SA Alternative Energy Association | 02 June 2013
With the number of people in Africa’s urban centres expected to grow rapidly in the next few decades, municipal waste and its disposal could pose a variety of logistical and public health challenges. Now, researchers at the University of Cape Town, in South Africa, are examining how to convert organic waste into biogas, which would alleviate disposal problems and help poor residents, particularly those in informal settlements, save on energy costs.
The number of people living of Cape Town is expected to grow almost 60 percent in the next three decades, according to a projection by the city. Meanwhile, energy prices, including the cost of electricity, have gone up at least 50 percent in the last four years.
University of Cape Town (UCT) researcher Rethabile Melamu told IRIN, “Up to 70 percent of organic municipal waste could be used to create biogas… We are going to set up a biogas project near an abattoir and use the leftover blood and animal waste to create fuel that can be used for cooking and heating water.”
The process of turning waste into gas involves the breakdown of organic waste in an oxygen-free environment called a biodigester – usually a large rubber bladder or a concrete structure, depending on the scale of the project – which operates like a human stomach.

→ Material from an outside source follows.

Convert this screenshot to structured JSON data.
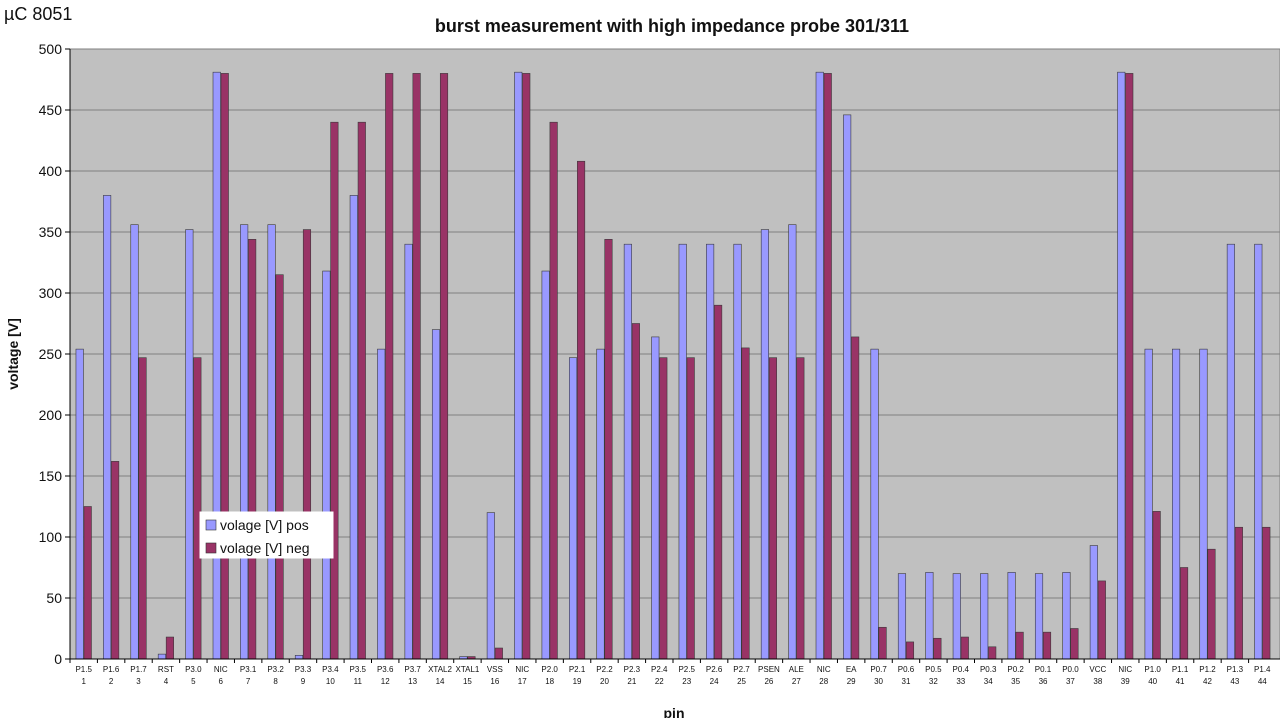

This produces methane gas that can be siphoned off and used for cooking and to replace paraffin, an increasingly expensive fuel commonly used in informal settlements.
In June 2012, a grant of about US$305,000 was provided by the National Research Foundation to UCT for small biogas demonstration projects.

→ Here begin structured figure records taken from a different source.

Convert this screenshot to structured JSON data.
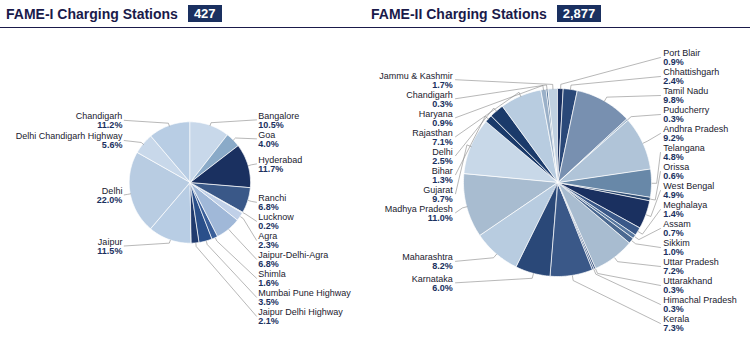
{
  "chart_data": [
    {
      "type": "pie",
      "title": "FAME-I Charging Stations",
      "annotations": [
        "427"
      ],
      "categories": [
        "Chandigarh",
        "Delhi Chandigarh Highway",
        "Delhi",
        "Jaipur",
        "Jaipur Delhi Highway",
        "Mumbai Pune Highway",
        "Shimla",
        "Jaipur-Delhi-Agra",
        "Agra",
        "Lucknow",
        "Ranchi",
        "Hyderabad",
        "Goa",
        "Bangalore"
      ],
      "values": [
        11.2,
        5.6,
        22.0,
        11.5,
        2.1,
        3.5,
        1.6,
        6.8,
        2.3,
        0.2,
        6.8,
        11.7,
        4.0,
        10.5
      ],
      "value_labels": [
        "11.2%",
        "5.6%",
        "22.0%",
        "11.5%",
        "2.1%",
        "3.5%",
        "1.6%",
        "6.8%",
        "2.3%",
        "0.2%",
        "6.8%",
        "11.7%",
        "4.0%",
        "10.5%"
      ],
      "colors": [
        "#b8cde4",
        "#c8d8ea",
        "#b8cce2",
        "#b8cde4",
        "#1f3a6e",
        "#2a4f8a",
        "#3a5f9a",
        "#a0b8d8",
        "#c0d0e8",
        "#6080b0",
        "#3a5888",
        "#1a3060",
        "#8aaac8",
        "#c8d8ea"
      ],
      "data_labels": true
    },
    {
      "type": "pie",
      "title": "FAME-II Charging Stations",
      "annotations": [
        "2,877"
      ],
      "categories": [
        "Jammu & Kashmir",
        "Chandigarh",
        "Haryana",
        "Rajasthan",
        "Delhi",
        "Bihar",
        "Gujarat",
        "Madhya Pradesh",
        "Maharashtra",
        "Karnataka",
        "Kerala",
        "Himachal Pradesh",
        "Uttarakhand",
        "Uttar Pradesh",
        "Sikkim",
        "Assam",
        "Meghalaya",
        "West Bengal",
        "Orissa",
        "Telangana",
        "Andhra Pradesh",
        "Puducherry",
        "Tamil Nadu",
        "Chhattishgarh",
        "Port Blair"
      ],
      "values": [
        1.7,
        0.3,
        0.9,
        7.1,
        2.5,
        1.3,
        9.7,
        11.0,
        8.2,
        6.0,
        7.3,
        0.3,
        0.3,
        7.2,
        1.0,
        0.7,
        1.4,
        4.9,
        0.6,
        4.8,
        9.2,
        0.3,
        9.8,
        2.4,
        0.9
      ],
      "value_labels": [
        "1.7%",
        "0.3%",
        "0.9%",
        "7.1%",
        "2.5%",
        "1.3%",
        "9.7%",
        "11.0%",
        "8.2%",
        "6.0%",
        "7.3%",
        "0.3%",
        "0.3%",
        "7.2%",
        "1.0%",
        "0.7%",
        "1.4%",
        "4.9%",
        "0.6%",
        "4.8%",
        "9.2%",
        "0.3%",
        "9.8%",
        "2.4%",
        "0.9%"
      ],
      "colors": [
        "#c0d0e0",
        "#3a5f8a",
        "#9ab0c8",
        "#b8cce0",
        "#1a3a6a",
        "#1a3a6a",
        "#c8d8e8",
        "#a8bcd0",
        "#b8cce0",
        "#2a4878",
        "#3a5888",
        "#3a5888",
        "#2a4878",
        "#a8bcd0",
        "#4a6890",
        "#5878a0",
        "#3a5888",
        "#1a3060",
        "#2a4870",
        "#6888a8",
        "#b0c4d8",
        "#98b0c8",
        "#7890b0",
        "#2a4878",
        "#1a3060"
      ],
      "data_labels": true
    }
  ]
}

UCT partnered with the NGO Engineers Without Borders (EWB) and African Green Energy, a private company, to install a rubber-bladder biodigester at the Siyazama Community Garden in Khayelitsha, an informal settlement outside Cape Town, last year.

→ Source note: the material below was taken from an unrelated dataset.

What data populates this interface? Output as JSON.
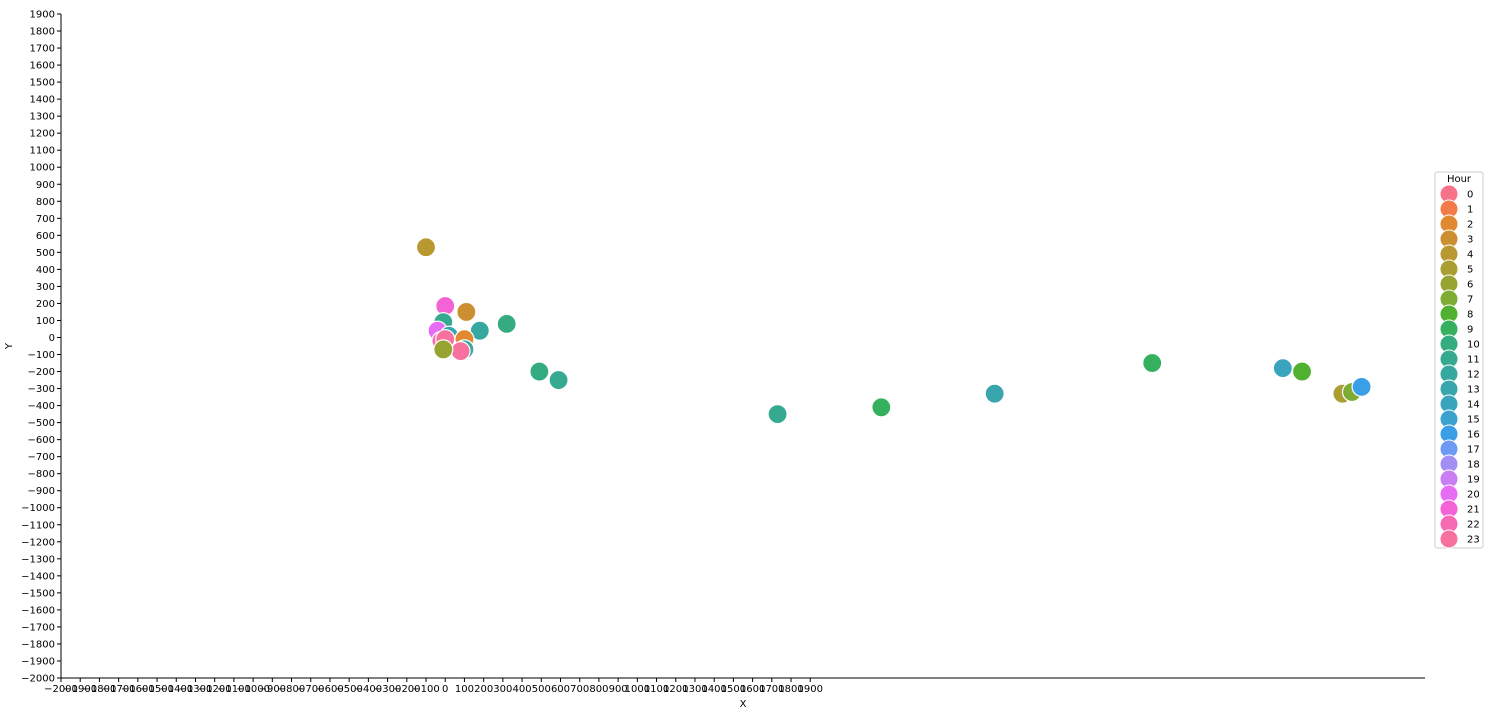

EWB volunteer Francois Petousis said it cost about $1,200 for the raw materials and labour to install the biodigester, which has a 10-year lifespan. The community gardeners grow vegetables and use the organic waste to fuel the system.
Cynthia Nkqayi, a group leader at the garden that supplies vegetables to Abalimi, an urban agriculture association, believes the biodigester is a great addition to their operation because they use gas for cooking every day. It has also saved them money. “We used to buy about R300 [$36] worth of gas every two months for cooking, so it is a big saving for us to have the biogas here, as it is free,” said Nkqayi.
There are similar pilot projects underway across the country.
Melamu, who has researched biogas since 2000, believes it is not a fuel that could replace traditional energy sources, but that it should be added to a mix of renewable energy sources like solar and wind power. “Biogas system installations have creased steadily since 2000, and now there are thousands of systems … around the country,” she said.